On the one side, retail buyers are hoping for RERA to be a messiah for all their suffering from the inordinate delays in completion of projects across markets and on the other, developers believe this to be a lopsided, consumer-centric regulatory intervention. The real test, however, would be the effectiveness of its implementation at the state level where political considerations are likely to come into play.
The banking sector is saddled with its own issues and is busy sorting out its woes largely caused by infrastructure, steel and other such heavy manufacturing sectors, and not so much by the real estate sector. Over the last few years, bank debt on developers’ balance sheets has been replaced by NBFC/private institutional debt. This class of capital is, however, also losing some steam, given that developers haven’t been able to generate operating cash flows and have survived largely through financial re-engineering in the recent past.
Private equity, which historically always had a fancy for this sector, has been sitting on the fence for a while now, mainly due to a trust deficit with the developers post the global financial crisis. Yield generating asset classes, viz. commercial office, IT parks, retail malls, warehouses have been the only saving grace for the sector insofar private equity inflow is concerned, thereby helping some developers de-lever their books to some extent.

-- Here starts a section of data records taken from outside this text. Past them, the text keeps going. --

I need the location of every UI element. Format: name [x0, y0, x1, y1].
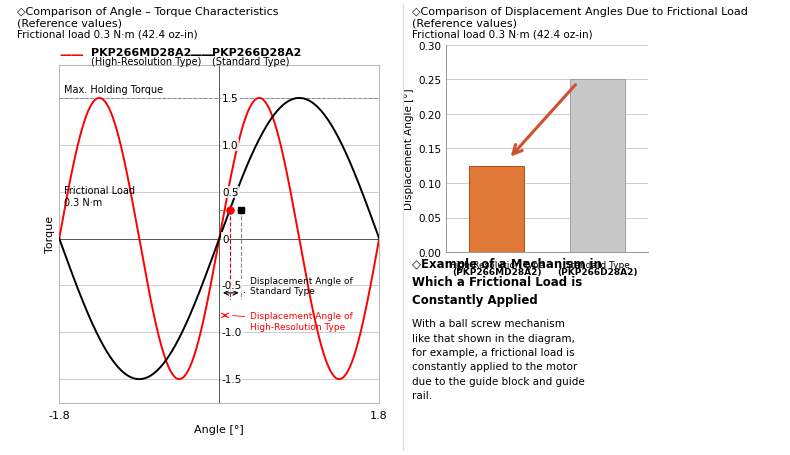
Text: Frictional Load
0.3 N·m: Frictional Load 0.3 N·m — [64, 186, 134, 207]
Text: -1.0: -1.0 — [222, 328, 243, 338]
Text: ——: —— — [59, 49, 84, 62]
Text: (High-Resolution Type): (High-Resolution Type) — [91, 56, 201, 66]
Text: -1.5: -1.5 — [222, 374, 243, 384]
Text: -0.5: -0.5 — [222, 281, 243, 291]
Bar — [570, 80, 625, 253]
Text: ◇Comparison of Angle – Torque Characteristics: ◇Comparison of Angle – Torque Characteri… — [17, 7, 279, 17]
Text: ◇Example of a Mechanism in
Which a Frictional Load is
Constantly Applied: ◇Example of a Mechanism in Which a Frict… — [412, 257, 602, 306]
Text: ——: —— — [190, 49, 214, 62]
Text: 1.5: 1.5 — [222, 94, 239, 104]
Text: Max. Holding Torque: Max. Holding Torque — [64, 85, 163, 95]
Text: Displacement Angle of
Standard Type: Displacement Angle of Standard Type — [244, 276, 353, 295]
Text: (Reference values): (Reference values) — [17, 18, 122, 28]
X-axis label: Angle [°]: Angle [°] — [194, 425, 244, 435]
Text: (Standard Type): (Standard Type) — [212, 56, 289, 66]
Text: (PKP266MD28A2): (PKP266MD28A2) — [452, 268, 541, 276]
Text: 0: 0 — [222, 234, 228, 244]
Bar — [469, 166, 525, 253]
Text: Standard Type: Standard Type — [565, 260, 630, 269]
Text: Frictional load 0.3 N·m (42.4 oz-in): Frictional load 0.3 N·m (42.4 oz-in) — [17, 29, 198, 39]
Text: With a ball screw mechanism
like that shown in the diagram,
for example, a frict: With a ball screw mechanism like that sh… — [412, 318, 585, 400]
Text: PKP266MD28A2: PKP266MD28A2 — [91, 48, 191, 58]
Text: PKP266D28A2: PKP266D28A2 — [212, 48, 301, 58]
Text: High-Resolution Type: High-Resolution Type — [449, 260, 544, 269]
Text: ◇Comparison of Displacement Angles Due to Frictional Load: ◇Comparison of Displacement Angles Due t… — [412, 7, 748, 17]
Text: (PKP266D28A2): (PKP266D28A2) — [557, 268, 638, 276]
Text: 1.0: 1.0 — [222, 141, 239, 151]
Text: Displacement Angle of
High-Resolution Type: Displacement Angle of High-Resolution Ty… — [233, 312, 353, 331]
Y-axis label: Displacement Angle [°]: Displacement Angle [°] — [404, 88, 414, 210]
Y-axis label: Torque: Torque — [45, 216, 55, 253]
Text: (Reference values): (Reference values) — [412, 18, 517, 28]
Text: Frictional load 0.3 N·m (42.4 oz-in): Frictional load 0.3 N·m (42.4 oz-in) — [412, 29, 593, 39]
Text: 0.5: 0.5 — [222, 187, 239, 197]
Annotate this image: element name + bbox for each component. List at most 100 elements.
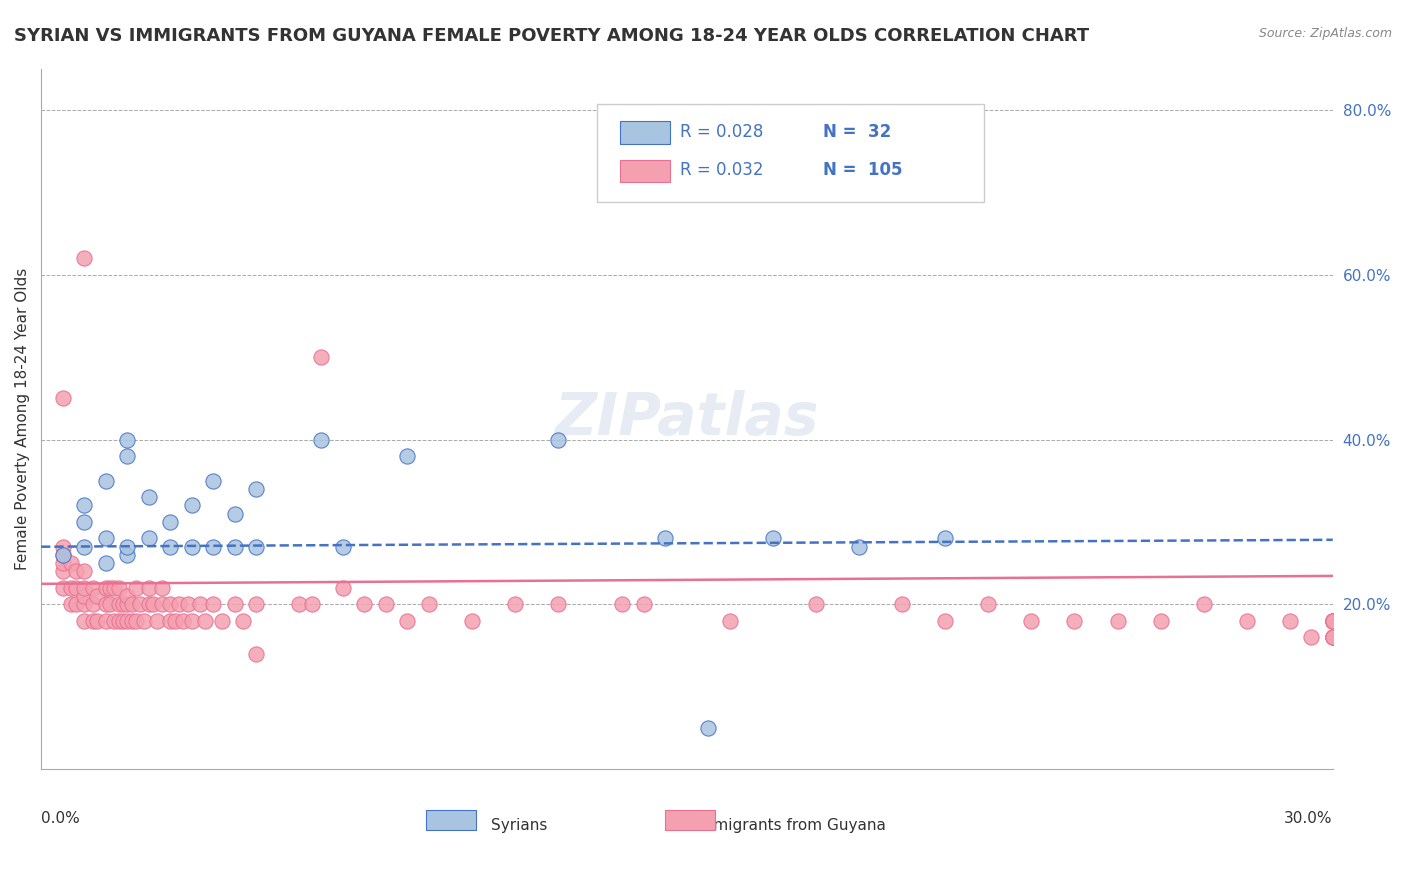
Text: N =  105: N = 105 <box>823 161 903 179</box>
Text: Source: ZipAtlas.com: Source: ZipAtlas.com <box>1258 27 1392 40</box>
Point <box>73 565 96 579</box>
Point <box>224 540 246 554</box>
Point <box>1301 631 1323 645</box>
Text: 0.0%: 0.0% <box>41 812 80 826</box>
Point <box>111 598 134 612</box>
Point <box>129 598 152 612</box>
Point <box>245 647 267 661</box>
Point <box>73 499 96 513</box>
Text: R = 0.032: R = 0.032 <box>681 161 763 179</box>
Point <box>891 598 914 612</box>
Point <box>142 598 165 612</box>
Y-axis label: Female Poverty Among 18-24 Year Olds: Female Poverty Among 18-24 Year Olds <box>15 268 30 570</box>
Point <box>1021 614 1043 628</box>
Point <box>1322 614 1344 628</box>
Point <box>503 598 526 612</box>
Point <box>60 556 83 570</box>
Point <box>309 433 332 447</box>
Point <box>176 598 198 612</box>
Point <box>1322 631 1344 645</box>
Point <box>159 598 181 612</box>
Point <box>1322 631 1344 645</box>
Point <box>82 598 104 612</box>
Point <box>697 721 720 735</box>
Point <box>86 614 108 628</box>
Point <box>418 598 440 612</box>
Text: ZIPatlas: ZIPatlas <box>555 391 820 448</box>
Point <box>167 598 190 612</box>
Point <box>73 581 96 595</box>
Point <box>211 614 233 628</box>
Point <box>180 499 202 513</box>
Point <box>1322 614 1344 628</box>
Point <box>52 565 75 579</box>
Point <box>115 614 138 628</box>
Point <box>232 614 254 628</box>
FancyBboxPatch shape <box>620 121 671 144</box>
Point <box>245 482 267 496</box>
Point <box>86 589 108 603</box>
Point <box>115 540 138 554</box>
Point <box>107 581 129 595</box>
Point <box>52 548 75 562</box>
Point <box>94 598 117 612</box>
Text: N =  32: N = 32 <box>823 122 891 141</box>
FancyBboxPatch shape <box>596 103 984 202</box>
Point <box>121 598 143 612</box>
Point <box>150 598 173 612</box>
Text: SYRIAN VS IMMIGRANTS FROM GUYANA FEMALE POVERTY AMONG 18-24 YEAR OLDS CORRELATIO: SYRIAN VS IMMIGRANTS FROM GUYANA FEMALE … <box>14 27 1090 45</box>
Point <box>332 540 354 554</box>
Point <box>1322 614 1344 628</box>
Point <box>73 251 96 265</box>
Point <box>1107 614 1129 628</box>
Point <box>73 614 96 628</box>
Point <box>73 540 96 554</box>
Point <box>762 532 785 546</box>
Point <box>309 350 332 364</box>
Point <box>146 614 169 628</box>
Point <box>1322 614 1344 628</box>
Point <box>98 581 121 595</box>
Point <box>73 598 96 612</box>
Point <box>82 581 104 595</box>
Point <box>1063 614 1085 628</box>
Text: Immigrants from Guyana: Immigrants from Guyana <box>695 818 886 833</box>
Point <box>190 598 212 612</box>
Point <box>111 614 134 628</box>
Point <box>224 507 246 521</box>
Point <box>1322 631 1344 645</box>
Point <box>288 598 311 612</box>
Point <box>180 540 202 554</box>
Point <box>138 532 160 546</box>
Point <box>353 598 375 612</box>
Point <box>125 581 148 595</box>
Point <box>1149 614 1171 628</box>
Point <box>1322 614 1344 628</box>
Text: Syrians: Syrians <box>491 818 547 833</box>
Point <box>103 614 125 628</box>
Point <box>172 614 194 628</box>
Point <box>633 598 655 612</box>
Point <box>103 581 125 595</box>
Point <box>1278 614 1301 628</box>
Point <box>121 614 143 628</box>
Point <box>115 598 138 612</box>
Point <box>94 474 117 488</box>
Point <box>1322 614 1344 628</box>
Point <box>1322 614 1344 628</box>
Point <box>94 556 117 570</box>
Point <box>180 614 202 628</box>
Point <box>396 449 419 463</box>
Point <box>1236 614 1258 628</box>
Point <box>159 540 181 554</box>
Point <box>115 449 138 463</box>
Point <box>202 540 225 554</box>
Point <box>245 598 267 612</box>
Point <box>52 581 75 595</box>
Point <box>52 548 75 562</box>
Point <box>612 598 634 612</box>
Point <box>332 581 354 595</box>
Point <box>65 565 87 579</box>
FancyBboxPatch shape <box>665 810 716 830</box>
Point <box>804 598 827 612</box>
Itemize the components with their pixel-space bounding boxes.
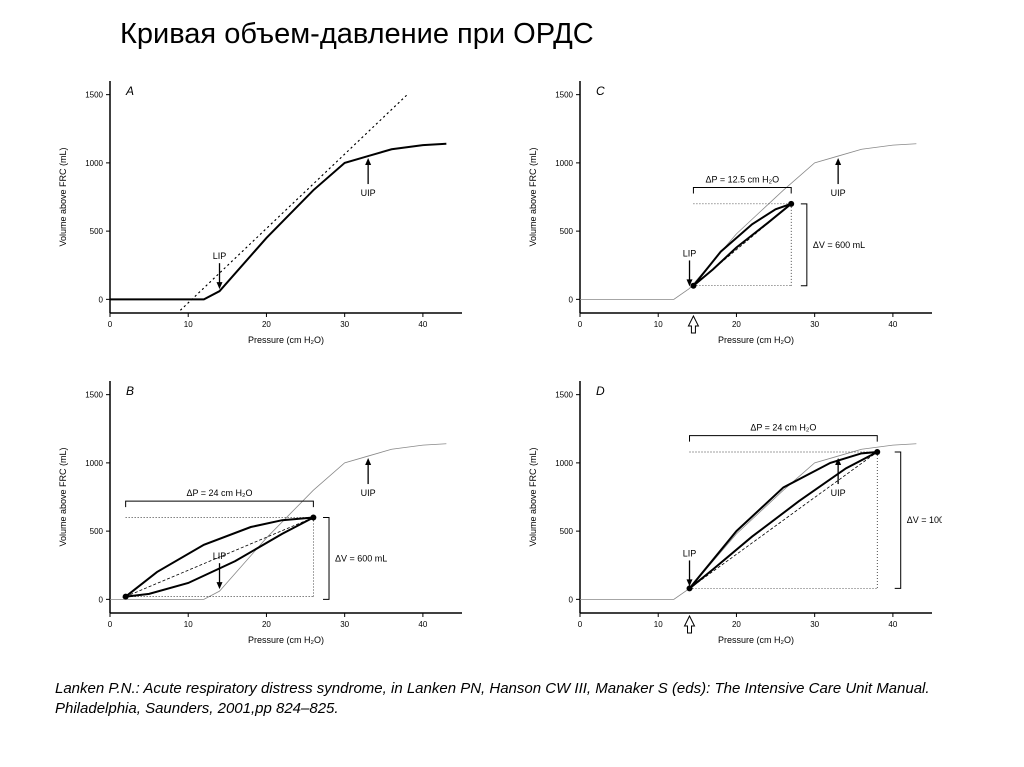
svg-text:1500: 1500 — [555, 391, 573, 400]
svg-text:40: 40 — [418, 320, 427, 329]
svg-text:ΔP = 24 cm H₂O: ΔP = 24 cm H₂O — [186, 488, 252, 498]
svg-text:LIP: LIP — [213, 551, 227, 561]
svg-text:0: 0 — [99, 295, 104, 304]
svg-text:Pressure (cm H₂O): Pressure (cm H₂O) — [718, 635, 794, 645]
svg-text:500: 500 — [560, 527, 574, 536]
chart-panel-C: 0 10 20 30 40 0 500 1000 1500 Pressure (cm H₂O) Vo… — [522, 71, 942, 351]
svg-text:20: 20 — [732, 320, 741, 329]
svg-text:500: 500 — [90, 527, 104, 536]
svg-text:1000: 1000 — [85, 459, 103, 468]
svg-text:UIP: UIP — [361, 188, 376, 198]
svg-text:Volume above FRC (mL): Volume above FRC (mL) — [58, 447, 68, 546]
svg-text:D: D — [596, 384, 605, 398]
svg-text:30: 30 — [340, 320, 349, 329]
svg-text:20: 20 — [262, 620, 271, 629]
chart-panel-A: 0 10 20 30 40 0 500 1000 1500 Pressure (cm H₂O) Vo… — [52, 71, 472, 351]
svg-text:40: 40 — [418, 620, 427, 629]
svg-text:ΔV = 1000 mL: ΔV = 1000 mL — [907, 515, 942, 525]
svg-text:B: B — [126, 384, 134, 398]
svg-text:30: 30 — [340, 620, 349, 629]
svg-text:LIP: LIP — [683, 248, 697, 258]
chart-grid: 010203040050010001500Pressure (cm H₂O)Vo… — [52, 71, 972, 671]
svg-text:LIP: LIP — [683, 548, 697, 558]
svg-text:ΔV = 600 mL: ΔV = 600 mL — [335, 553, 387, 563]
svg-text:Pressure (cm H₂O): Pressure (cm H₂O) — [248, 635, 324, 645]
svg-text:1500: 1500 — [555, 91, 573, 100]
svg-text:1000: 1000 — [85, 159, 103, 168]
svg-text:10: 10 — [184, 320, 193, 329]
svg-text:Volume above FRC (mL): Volume above FRC (mL) — [58, 147, 68, 246]
svg-text:40: 40 — [888, 620, 897, 629]
svg-text:10: 10 — [654, 620, 663, 629]
svg-text:20: 20 — [262, 320, 271, 329]
svg-text:C: C — [596, 84, 605, 98]
svg-text:500: 500 — [560, 227, 574, 236]
svg-text:0: 0 — [569, 295, 574, 304]
svg-text:30: 30 — [810, 620, 819, 629]
chart-panel-B: 0 10 20 30 40 0 500 1000 1500 Pressure (cm H₂O) Vo… — [52, 371, 472, 651]
svg-text:0: 0 — [569, 595, 574, 604]
svg-text:ΔP = 12.5 cm H₂O: ΔP = 12.5 cm H₂O — [705, 174, 779, 184]
svg-text:ΔV = 600 mL: ΔV = 600 mL — [813, 240, 865, 250]
svg-text:0: 0 — [578, 620, 583, 629]
chart-panel-D: 0 10 20 30 40 0 500 1000 1500 Pressure (cm H₂O) Vo… — [522, 371, 942, 651]
svg-text:0: 0 — [578, 320, 583, 329]
svg-text:1000: 1000 — [555, 459, 573, 468]
svg-text:1500: 1500 — [85, 91, 103, 100]
svg-text:UIP: UIP — [361, 488, 376, 498]
svg-text:UIP: UIP — [831, 488, 846, 498]
svg-text:1500: 1500 — [85, 391, 103, 400]
svg-text:10: 10 — [654, 320, 663, 329]
svg-text:UIP: UIP — [831, 188, 846, 198]
svg-text:Volume above FRC (mL): Volume above FRC (mL) — [528, 147, 538, 246]
svg-text:Pressure (cm H₂O): Pressure (cm H₂O) — [248, 335, 324, 345]
svg-text:20: 20 — [732, 620, 741, 629]
citation-text: Lanken P.N.: Acute respiratory distress … — [0, 671, 1024, 720]
svg-text:LIP: LIP — [213, 251, 227, 261]
page-title: Кривая объем-давление при ОРДС — [0, 0, 1024, 51]
svg-text:A: A — [125, 84, 134, 98]
svg-text:40: 40 — [888, 320, 897, 329]
svg-text:Pressure (cm H₂O): Pressure (cm H₂O) — [718, 335, 794, 345]
svg-text:Volume above FRC (mL): Volume above FRC (mL) — [528, 447, 538, 546]
svg-text:10: 10 — [184, 620, 193, 629]
svg-text:0: 0 — [99, 595, 104, 604]
svg-text:30: 30 — [810, 320, 819, 329]
svg-text:500: 500 — [90, 227, 104, 236]
svg-text:0: 0 — [108, 620, 113, 629]
svg-text:ΔP = 24 cm H₂O: ΔP = 24 cm H₂O — [750, 423, 816, 433]
svg-text:0: 0 — [108, 320, 113, 329]
svg-text:1000: 1000 — [555, 159, 573, 168]
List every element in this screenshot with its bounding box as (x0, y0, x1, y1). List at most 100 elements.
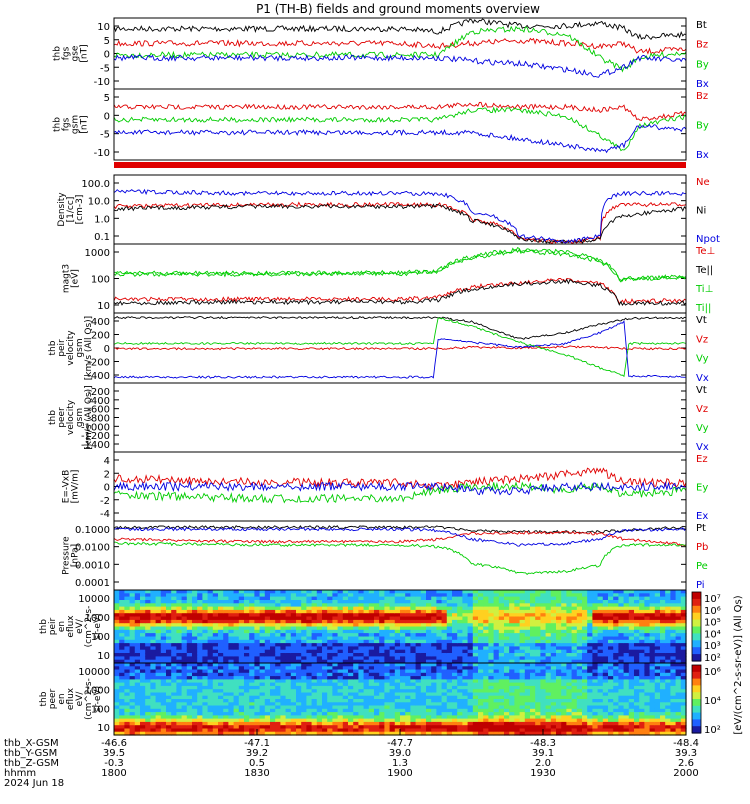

However, there is a clear shortage of quality/A-grade office assets across markets and if the recent IT sector outlook and earnings guidance of some of the IT behemoths were to be considered, there could be challenging times ahead for commercial office segment as well, where IT/ITeS sector is the biggest customer.
Is this a new normal for the sector? Likely (and hopefully!) not. Short- to medium-term adverse impact would definitely have long-term positives. These, coupled with a few macro-economic initiatives in this negative environment, do bring a ray of hope.
Initiatives such as “Affordable Housing”, “Housing For All by 2022”, “Smart Cities”, softening of lending rates, friendlier REIT norms, etc. are all perceived to be game changers for the industry in the coming years. These are considered to lift both demand as well as supply.
Besides these, initiatives such as digitization of land records, change in arbitration norms for construction industry and stricter insolvency laws are incremental catalysts for the good times ahead.
Although it’s challenging to make an accurate prognosis for the Indian real estate market which is highly driven by sentiments, the recent moves of improving regulatory drivers of the economy, and thereby the real estate sector, are expected to increase much needed transparency, bring accountability, eliminate fringe/non-serious players and increase our ability to attract institutional investors in the medium to long term future. While it’s too early to make any forecast, we should be prepared to wait anywhere between 18 and 24 months at least, before we can see a confident, robust and vibrant real estate market again.